I thought about the fear of unknown just like the lady who also had breast cancer on TV. That’s one of my concerns is the fear of not knowing how well I’m doing, how my life has been shortened by how much, am I going to be alright after radiation and constantly aware of whats going on with my body, I don’t over concern myself though with too much of this and that. I’m not really scared like I was. Before I was like noooo and really scared that I was literally having my own death sentence. It just seems like ea ting differently, doing more or exercising a whole lot more. I just haven’t really took cancer as serious as I should be. I mean I know a lot of women die each year but I’m not going to let it run my life to the point where I’m not even LIVING and just thinking about dying all the time.
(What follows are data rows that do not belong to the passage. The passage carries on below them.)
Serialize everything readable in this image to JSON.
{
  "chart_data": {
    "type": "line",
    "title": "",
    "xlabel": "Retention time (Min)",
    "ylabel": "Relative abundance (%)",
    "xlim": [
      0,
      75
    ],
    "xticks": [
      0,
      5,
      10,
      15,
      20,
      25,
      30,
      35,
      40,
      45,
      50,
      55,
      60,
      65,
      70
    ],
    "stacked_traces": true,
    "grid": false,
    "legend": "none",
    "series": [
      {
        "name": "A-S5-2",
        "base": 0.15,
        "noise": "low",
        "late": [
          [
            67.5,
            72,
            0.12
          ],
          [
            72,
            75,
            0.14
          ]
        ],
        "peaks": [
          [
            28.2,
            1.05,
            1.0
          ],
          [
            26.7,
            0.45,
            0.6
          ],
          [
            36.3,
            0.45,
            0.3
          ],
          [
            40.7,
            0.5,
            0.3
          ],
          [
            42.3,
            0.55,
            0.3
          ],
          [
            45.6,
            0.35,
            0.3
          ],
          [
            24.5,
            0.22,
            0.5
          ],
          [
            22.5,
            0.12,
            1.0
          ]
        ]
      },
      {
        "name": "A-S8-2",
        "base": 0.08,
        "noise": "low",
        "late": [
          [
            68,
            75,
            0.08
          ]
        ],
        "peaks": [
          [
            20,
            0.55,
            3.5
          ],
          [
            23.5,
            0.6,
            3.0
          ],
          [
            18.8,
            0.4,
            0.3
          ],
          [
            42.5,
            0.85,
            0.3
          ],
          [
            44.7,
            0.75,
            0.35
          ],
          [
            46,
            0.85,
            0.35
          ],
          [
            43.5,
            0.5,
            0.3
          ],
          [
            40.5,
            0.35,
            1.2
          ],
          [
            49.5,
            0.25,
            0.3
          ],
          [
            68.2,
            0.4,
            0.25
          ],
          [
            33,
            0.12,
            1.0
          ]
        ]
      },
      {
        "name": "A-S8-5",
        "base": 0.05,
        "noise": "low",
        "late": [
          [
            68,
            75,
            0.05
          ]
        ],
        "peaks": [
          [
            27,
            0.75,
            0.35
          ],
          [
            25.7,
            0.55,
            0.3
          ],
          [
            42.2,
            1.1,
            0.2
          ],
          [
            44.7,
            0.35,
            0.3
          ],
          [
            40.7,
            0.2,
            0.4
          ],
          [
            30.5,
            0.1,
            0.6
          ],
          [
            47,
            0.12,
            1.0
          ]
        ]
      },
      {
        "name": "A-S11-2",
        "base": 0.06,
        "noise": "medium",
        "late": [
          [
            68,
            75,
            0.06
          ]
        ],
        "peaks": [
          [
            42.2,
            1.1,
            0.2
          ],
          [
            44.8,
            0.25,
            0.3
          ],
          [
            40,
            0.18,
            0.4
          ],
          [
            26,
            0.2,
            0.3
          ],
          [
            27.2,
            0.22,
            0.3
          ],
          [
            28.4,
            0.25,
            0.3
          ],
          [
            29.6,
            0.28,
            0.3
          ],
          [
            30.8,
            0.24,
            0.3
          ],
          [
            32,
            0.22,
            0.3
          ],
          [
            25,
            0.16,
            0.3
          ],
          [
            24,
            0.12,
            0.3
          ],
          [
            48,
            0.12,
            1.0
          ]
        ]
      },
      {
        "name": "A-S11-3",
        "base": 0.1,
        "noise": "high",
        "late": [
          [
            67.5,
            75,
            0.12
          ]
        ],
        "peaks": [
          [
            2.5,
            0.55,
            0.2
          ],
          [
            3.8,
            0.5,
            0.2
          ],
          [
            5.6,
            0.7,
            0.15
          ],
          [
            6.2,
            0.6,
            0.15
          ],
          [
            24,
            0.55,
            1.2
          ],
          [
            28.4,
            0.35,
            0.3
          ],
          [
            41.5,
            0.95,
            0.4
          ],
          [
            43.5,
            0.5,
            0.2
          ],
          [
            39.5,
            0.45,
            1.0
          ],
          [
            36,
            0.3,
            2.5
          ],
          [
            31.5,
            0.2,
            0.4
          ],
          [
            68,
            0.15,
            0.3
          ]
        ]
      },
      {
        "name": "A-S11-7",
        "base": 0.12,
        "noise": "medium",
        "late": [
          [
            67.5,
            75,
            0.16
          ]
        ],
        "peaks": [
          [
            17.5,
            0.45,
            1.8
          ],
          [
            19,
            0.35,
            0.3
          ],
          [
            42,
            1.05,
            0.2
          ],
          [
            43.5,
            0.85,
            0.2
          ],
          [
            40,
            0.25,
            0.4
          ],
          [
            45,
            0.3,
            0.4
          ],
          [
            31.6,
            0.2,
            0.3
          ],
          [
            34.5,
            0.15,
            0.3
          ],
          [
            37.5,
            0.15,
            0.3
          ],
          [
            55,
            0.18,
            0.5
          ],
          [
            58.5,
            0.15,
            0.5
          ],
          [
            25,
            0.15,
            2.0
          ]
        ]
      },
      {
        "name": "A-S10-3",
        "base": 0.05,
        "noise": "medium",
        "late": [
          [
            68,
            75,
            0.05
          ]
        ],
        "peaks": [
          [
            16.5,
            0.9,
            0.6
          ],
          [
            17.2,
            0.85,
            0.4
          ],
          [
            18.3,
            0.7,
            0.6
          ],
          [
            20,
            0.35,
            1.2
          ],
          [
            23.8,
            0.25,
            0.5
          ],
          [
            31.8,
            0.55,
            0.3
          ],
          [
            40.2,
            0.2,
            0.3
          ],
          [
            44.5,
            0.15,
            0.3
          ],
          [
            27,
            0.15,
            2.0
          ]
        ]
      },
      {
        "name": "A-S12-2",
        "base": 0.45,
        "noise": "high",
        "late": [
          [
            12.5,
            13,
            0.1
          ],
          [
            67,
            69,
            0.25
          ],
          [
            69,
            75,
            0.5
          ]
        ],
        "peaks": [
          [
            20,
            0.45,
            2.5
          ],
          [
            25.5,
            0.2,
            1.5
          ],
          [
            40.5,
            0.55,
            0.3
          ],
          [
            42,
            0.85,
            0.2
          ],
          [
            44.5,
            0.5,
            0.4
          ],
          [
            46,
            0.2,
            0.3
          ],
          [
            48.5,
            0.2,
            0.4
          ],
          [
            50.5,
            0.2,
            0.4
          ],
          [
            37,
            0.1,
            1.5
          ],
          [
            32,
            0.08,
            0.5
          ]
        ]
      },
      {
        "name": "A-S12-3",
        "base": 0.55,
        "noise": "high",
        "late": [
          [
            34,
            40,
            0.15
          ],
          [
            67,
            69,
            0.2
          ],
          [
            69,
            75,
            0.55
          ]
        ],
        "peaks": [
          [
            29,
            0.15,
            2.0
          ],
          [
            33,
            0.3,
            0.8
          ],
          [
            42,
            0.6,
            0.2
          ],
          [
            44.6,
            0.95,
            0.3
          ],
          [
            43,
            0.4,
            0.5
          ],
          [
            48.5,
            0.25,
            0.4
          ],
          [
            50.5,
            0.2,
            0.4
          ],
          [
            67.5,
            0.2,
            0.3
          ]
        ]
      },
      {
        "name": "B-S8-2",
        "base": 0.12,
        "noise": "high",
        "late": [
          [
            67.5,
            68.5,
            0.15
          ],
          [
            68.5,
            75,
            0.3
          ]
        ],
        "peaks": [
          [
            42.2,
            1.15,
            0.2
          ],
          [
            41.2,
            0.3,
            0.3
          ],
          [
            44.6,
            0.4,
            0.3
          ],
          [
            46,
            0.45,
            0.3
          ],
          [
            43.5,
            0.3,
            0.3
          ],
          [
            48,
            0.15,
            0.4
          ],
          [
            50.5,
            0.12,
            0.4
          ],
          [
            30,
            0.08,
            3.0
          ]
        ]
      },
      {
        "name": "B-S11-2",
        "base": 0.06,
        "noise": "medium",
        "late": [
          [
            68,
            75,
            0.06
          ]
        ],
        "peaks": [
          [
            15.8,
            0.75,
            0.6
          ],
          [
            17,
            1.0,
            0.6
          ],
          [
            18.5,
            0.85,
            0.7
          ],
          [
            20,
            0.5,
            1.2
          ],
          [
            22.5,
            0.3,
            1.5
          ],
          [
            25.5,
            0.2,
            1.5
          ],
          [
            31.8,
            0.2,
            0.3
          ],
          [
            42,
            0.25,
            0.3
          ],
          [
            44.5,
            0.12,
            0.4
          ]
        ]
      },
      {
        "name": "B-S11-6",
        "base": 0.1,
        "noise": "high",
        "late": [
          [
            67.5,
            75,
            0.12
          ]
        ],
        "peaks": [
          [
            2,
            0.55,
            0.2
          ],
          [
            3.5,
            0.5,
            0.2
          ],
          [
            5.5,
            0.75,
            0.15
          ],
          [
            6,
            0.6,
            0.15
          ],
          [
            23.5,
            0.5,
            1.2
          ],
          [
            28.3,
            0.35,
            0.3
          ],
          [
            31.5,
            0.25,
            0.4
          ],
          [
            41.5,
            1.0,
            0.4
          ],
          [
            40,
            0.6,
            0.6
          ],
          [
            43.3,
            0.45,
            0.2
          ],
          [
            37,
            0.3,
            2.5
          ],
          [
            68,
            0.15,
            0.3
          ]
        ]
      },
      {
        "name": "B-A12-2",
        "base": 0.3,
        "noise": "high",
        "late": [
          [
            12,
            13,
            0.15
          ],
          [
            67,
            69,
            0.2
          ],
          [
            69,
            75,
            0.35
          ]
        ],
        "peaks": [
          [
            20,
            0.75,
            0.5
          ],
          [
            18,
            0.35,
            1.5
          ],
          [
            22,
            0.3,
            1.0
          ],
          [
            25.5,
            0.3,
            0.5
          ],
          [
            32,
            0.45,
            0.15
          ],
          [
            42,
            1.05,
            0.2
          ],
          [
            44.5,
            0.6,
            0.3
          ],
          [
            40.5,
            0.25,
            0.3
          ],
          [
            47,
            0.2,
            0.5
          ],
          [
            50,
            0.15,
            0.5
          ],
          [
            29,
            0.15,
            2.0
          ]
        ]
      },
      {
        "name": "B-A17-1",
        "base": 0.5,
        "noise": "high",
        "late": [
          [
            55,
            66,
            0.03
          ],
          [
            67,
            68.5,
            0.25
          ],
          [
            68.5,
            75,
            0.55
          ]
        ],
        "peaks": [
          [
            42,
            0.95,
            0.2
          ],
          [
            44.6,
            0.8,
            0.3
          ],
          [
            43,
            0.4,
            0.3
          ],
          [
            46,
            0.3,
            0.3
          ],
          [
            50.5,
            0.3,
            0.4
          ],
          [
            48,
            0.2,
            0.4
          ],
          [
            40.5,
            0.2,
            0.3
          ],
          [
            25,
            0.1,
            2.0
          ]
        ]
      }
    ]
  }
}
I don’t think this way all the time. I get scared. I’m not going to lie or deny it. I’m just saying that I believe things happen for a reason. I’m not at all upset for what has happened to me because I know with my complete faith in God that I’ll be okay no matter what. I mean I’ve seen and done almost everything. I can’t have kids but I can adopt. I won’t get married either so its kind of like I’m not a real Catholic follower. Okay not follower but not living as a true and pure follower with gas prices I don’t know a life long gambling problem. These are all besides the point though. I’m just saying that I’m happy and really okay. Or am I contradicting- damnit- I’m going off on a tantrum- what am I thinking. Oh in my faith knowing guardian angels watch over me, enjoy what I’ve done through my life and look forward to what’s to come next. I love my family, boyfriend and all my friends. Always have and always will.